I would venture to say that the new generation of backpackers has the luxury of being able to pack lighter simply because hostels have priced themselves out of being an option for us. When you are staying in hostels you need to pack a towel and frequently a sleeping bag... these are huge space wasters, not to mention heavy. They were totally worth it back when a hostel was $15 a night, but now you won't find any hostel that's cheaper than $35... and that's per person! Now that may sound alright if you are traveling alone, but if you are traveling as a couple or with a kid or two that adds up fast because it's per head. Yup... bad idea!!

Now here's how the new generation of backpackers is different... or at least Jesse and I! We exclusively traveled by air. Ryanair is incredibly affordable. Granted, they have absolutely no luxuries... but when you are backpacking you don't expect that anyways. And you don't need food or entertainment (I know... we don't have these luxuries on our domestic flights either and they are hundreds of dollars more than Ryanair) when the flights are usually less than an hour.

Flying Ryanair is what made us pack so light, because they are very strict about the cabin luggage sizes. It looks like they have lightened up a bit since this summer but then we were not allowed to have any personal items on top of our backpacks--this meant my purse had to be rolled and attached to my backpack (see above) and our camera had to be stowed inside the backpacks. They do allow the smallest sized rolling suitcase, however, European carry-on sized suitcases are significantly smaller visually and actually than any you can get here in the states. If they even suspect your bags are over the size limit they will measure it meticulously and charge you 50 euros right there at the gate. So the best thing about a backpack was that they never asked to measure or weigh our bags. And I feel like, towards the end of our two months, mine was definitely over the weight limit! As you can see above... it was very taut--this picture was taken close the the end of our trip.

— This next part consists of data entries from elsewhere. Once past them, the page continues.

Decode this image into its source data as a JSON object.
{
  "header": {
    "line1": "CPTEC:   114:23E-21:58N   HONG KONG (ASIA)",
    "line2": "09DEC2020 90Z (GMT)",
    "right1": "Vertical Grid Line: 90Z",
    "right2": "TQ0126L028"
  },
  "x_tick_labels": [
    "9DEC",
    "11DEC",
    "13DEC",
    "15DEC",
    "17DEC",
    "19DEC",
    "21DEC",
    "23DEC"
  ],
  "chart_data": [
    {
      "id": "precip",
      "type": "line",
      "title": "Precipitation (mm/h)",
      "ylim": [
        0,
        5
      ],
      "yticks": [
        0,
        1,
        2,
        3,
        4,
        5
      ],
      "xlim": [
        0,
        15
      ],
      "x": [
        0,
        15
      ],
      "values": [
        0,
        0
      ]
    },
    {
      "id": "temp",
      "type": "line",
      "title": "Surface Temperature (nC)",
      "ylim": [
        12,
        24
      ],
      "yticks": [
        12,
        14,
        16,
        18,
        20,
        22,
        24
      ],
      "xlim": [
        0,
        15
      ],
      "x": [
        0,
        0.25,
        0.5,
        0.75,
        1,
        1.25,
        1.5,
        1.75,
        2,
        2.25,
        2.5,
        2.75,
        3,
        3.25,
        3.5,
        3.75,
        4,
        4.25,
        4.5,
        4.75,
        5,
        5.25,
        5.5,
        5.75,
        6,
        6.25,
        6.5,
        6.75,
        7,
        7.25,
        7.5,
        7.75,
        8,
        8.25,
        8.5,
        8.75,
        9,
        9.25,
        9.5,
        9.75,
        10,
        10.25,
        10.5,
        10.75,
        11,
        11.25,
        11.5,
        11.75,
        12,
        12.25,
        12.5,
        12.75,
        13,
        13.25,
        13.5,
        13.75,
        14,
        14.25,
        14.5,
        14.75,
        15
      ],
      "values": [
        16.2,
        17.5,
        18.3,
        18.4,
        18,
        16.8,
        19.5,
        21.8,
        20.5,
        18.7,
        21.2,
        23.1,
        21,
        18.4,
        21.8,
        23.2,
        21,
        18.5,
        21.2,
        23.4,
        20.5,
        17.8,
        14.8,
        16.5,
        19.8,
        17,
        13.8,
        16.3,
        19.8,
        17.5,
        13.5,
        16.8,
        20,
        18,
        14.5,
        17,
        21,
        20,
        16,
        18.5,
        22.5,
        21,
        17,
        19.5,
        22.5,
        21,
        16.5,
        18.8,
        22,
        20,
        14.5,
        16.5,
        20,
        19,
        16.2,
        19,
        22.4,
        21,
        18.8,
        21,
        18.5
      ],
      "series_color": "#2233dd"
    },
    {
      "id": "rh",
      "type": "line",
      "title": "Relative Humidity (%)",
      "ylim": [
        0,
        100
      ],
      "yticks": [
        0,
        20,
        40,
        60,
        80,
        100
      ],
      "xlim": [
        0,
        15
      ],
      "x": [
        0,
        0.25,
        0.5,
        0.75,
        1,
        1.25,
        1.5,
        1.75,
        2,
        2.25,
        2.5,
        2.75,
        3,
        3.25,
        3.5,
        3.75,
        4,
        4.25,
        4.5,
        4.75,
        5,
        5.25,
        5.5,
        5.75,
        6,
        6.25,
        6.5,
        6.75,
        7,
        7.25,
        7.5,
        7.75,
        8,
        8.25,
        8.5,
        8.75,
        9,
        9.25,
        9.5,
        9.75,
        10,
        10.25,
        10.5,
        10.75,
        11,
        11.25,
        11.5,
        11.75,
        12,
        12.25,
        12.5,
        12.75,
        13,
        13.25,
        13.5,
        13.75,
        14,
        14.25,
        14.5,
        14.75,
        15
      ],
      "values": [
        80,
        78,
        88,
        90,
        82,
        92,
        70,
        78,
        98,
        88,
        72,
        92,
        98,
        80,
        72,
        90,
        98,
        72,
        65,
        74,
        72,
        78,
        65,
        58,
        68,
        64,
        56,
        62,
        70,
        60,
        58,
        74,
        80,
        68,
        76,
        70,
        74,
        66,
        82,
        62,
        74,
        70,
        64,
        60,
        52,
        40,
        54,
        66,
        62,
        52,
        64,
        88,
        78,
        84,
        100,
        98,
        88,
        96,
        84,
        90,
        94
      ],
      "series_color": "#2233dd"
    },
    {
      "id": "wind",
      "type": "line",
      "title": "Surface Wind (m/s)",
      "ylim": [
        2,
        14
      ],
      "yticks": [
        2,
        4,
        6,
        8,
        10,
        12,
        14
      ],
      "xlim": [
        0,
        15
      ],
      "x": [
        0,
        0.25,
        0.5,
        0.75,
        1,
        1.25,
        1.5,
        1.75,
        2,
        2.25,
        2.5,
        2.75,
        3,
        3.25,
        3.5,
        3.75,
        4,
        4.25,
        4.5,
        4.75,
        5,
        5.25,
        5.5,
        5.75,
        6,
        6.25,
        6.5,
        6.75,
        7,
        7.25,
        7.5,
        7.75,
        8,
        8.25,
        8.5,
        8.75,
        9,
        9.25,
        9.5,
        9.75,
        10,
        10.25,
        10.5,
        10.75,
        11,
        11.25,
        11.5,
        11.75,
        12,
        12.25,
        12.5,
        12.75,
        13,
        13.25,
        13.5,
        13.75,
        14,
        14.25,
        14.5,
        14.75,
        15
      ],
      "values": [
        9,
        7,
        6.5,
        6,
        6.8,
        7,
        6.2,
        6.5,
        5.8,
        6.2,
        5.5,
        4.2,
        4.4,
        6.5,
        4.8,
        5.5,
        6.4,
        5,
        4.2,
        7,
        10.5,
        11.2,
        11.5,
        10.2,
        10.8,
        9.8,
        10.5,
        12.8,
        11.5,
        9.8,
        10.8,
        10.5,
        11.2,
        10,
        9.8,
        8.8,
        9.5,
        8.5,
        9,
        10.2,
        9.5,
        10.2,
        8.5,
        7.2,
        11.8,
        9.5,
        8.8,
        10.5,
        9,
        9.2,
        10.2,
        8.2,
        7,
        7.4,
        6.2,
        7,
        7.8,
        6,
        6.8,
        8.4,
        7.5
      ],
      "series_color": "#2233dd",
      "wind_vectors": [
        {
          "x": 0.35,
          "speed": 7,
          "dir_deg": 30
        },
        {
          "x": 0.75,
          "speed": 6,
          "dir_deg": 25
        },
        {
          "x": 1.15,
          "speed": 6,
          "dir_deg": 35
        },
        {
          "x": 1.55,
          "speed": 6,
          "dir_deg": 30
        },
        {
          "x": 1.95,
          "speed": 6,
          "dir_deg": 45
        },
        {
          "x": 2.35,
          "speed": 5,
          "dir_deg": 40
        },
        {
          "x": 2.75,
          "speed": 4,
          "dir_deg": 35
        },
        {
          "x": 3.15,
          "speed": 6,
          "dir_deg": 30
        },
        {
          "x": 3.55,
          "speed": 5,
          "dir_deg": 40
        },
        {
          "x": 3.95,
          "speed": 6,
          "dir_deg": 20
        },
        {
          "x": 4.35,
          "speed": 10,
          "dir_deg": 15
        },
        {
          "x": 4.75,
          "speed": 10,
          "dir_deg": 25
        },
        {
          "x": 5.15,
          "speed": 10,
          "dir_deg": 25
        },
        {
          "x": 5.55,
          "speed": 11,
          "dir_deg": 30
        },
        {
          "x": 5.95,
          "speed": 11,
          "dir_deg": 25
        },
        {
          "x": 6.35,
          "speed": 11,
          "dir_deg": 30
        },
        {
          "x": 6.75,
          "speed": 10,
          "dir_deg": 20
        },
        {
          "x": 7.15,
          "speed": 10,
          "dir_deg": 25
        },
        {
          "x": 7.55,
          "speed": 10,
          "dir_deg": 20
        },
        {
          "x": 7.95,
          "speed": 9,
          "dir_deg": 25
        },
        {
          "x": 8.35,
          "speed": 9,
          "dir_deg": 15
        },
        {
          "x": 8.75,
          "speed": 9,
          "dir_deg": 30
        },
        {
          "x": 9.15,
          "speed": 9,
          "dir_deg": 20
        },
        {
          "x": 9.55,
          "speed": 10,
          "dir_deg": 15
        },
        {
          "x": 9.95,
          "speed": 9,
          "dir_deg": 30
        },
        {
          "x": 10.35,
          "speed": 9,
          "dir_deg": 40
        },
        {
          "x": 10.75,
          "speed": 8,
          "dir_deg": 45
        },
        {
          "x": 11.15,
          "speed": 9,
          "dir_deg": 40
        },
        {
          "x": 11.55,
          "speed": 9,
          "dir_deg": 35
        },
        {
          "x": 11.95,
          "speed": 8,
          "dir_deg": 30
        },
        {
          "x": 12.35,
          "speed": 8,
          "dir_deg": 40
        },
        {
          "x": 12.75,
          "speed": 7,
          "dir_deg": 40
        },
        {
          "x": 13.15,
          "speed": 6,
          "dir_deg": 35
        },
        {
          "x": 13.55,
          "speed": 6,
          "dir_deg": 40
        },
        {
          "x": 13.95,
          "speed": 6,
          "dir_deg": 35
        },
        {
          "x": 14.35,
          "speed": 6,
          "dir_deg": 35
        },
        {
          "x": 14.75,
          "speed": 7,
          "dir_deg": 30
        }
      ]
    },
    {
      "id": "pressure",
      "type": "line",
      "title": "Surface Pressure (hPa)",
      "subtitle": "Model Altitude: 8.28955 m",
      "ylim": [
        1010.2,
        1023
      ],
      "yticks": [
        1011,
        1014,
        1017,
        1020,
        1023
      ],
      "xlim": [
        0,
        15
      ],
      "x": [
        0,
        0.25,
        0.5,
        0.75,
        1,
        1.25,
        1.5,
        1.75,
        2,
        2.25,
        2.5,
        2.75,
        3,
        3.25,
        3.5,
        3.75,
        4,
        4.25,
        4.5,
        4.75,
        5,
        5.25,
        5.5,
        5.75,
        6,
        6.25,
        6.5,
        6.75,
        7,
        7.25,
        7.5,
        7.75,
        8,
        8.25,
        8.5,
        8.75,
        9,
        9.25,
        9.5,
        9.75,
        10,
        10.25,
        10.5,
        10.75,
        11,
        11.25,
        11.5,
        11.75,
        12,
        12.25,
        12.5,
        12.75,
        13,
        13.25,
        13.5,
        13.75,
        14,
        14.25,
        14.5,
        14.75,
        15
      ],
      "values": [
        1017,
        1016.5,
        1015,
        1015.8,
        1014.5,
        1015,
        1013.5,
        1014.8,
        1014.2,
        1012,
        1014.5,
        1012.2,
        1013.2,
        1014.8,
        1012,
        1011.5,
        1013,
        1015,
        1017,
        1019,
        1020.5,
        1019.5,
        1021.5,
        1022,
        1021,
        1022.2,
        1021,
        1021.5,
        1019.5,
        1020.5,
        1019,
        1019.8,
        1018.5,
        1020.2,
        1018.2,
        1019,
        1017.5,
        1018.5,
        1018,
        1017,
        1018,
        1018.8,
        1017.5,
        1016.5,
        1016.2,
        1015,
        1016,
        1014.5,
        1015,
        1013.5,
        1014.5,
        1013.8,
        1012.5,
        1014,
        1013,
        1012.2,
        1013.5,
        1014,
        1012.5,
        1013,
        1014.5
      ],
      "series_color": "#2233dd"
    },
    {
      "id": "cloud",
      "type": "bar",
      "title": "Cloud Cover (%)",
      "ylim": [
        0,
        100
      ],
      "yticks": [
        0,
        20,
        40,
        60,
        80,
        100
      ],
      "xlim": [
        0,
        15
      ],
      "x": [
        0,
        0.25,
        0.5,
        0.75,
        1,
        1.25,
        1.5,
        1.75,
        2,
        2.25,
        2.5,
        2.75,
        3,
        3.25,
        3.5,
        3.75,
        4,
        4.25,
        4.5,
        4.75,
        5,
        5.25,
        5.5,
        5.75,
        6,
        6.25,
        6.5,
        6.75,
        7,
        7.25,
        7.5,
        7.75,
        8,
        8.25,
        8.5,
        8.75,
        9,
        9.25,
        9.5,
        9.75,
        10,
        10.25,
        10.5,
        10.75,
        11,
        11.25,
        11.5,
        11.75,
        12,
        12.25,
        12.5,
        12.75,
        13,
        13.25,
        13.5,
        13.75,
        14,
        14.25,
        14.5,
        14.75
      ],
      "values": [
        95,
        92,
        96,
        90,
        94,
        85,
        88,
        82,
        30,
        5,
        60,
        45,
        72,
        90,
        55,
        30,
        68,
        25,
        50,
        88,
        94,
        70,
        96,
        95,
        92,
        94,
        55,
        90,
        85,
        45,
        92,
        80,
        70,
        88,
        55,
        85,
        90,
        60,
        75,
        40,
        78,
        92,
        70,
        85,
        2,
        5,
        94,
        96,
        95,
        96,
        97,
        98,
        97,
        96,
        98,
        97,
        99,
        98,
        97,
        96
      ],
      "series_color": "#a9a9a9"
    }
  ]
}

You can check out all that I packed in the summer in a backpack post that I wrote before we left. In retrospect I did not need a lot of those things. Some of them I ditched along the way, like the striped tank top and the platform sandals. Remember, if your going to Europe, you will be in the fashion capitols of the world. So don't sweat what you pack. Just bring some solid basics that all coordinate. Accessorize along the way!

The other big difference was that we never used a hostel. We were lucky enough to be able to crash with my family and friends for about a month of our time, but the rest of the trip we used Airbnb. You all have heard of them by now, I'm sure, but they are the only way to go now! For as little as $25 a night you get a private room with full access to a kitchen, which in turn cuts down on food costs (plus being the only way to stay healthy having celiac). For no more than $80 we sometimes had an entire apartment to ourselves! Its so fun to see how each place is decorated (or not decorated as the case may be!). 

One thing I missed about hostels was the communal aspect of it.... this is something that Jesse and I are actually working on (fingers crossed for next summer... more on that later if it works!). But I was pleasantly surprised by a lot of the places we stayed, because the hosts would rent out each room so it was like a smaller version of a hostel! We met lots of people that way. 

*By backpacking I do not mean mountaineering or hiking... that's a whole different genre. I mean the art of traveling for a few months at a time and living exclusively out of a backpack. (Although when I refer to my dad he was doing a lot of climbing... nearly exclusively that... while backpacking through Europe. So for him I'm mainly talking about mode of transport not what he carried).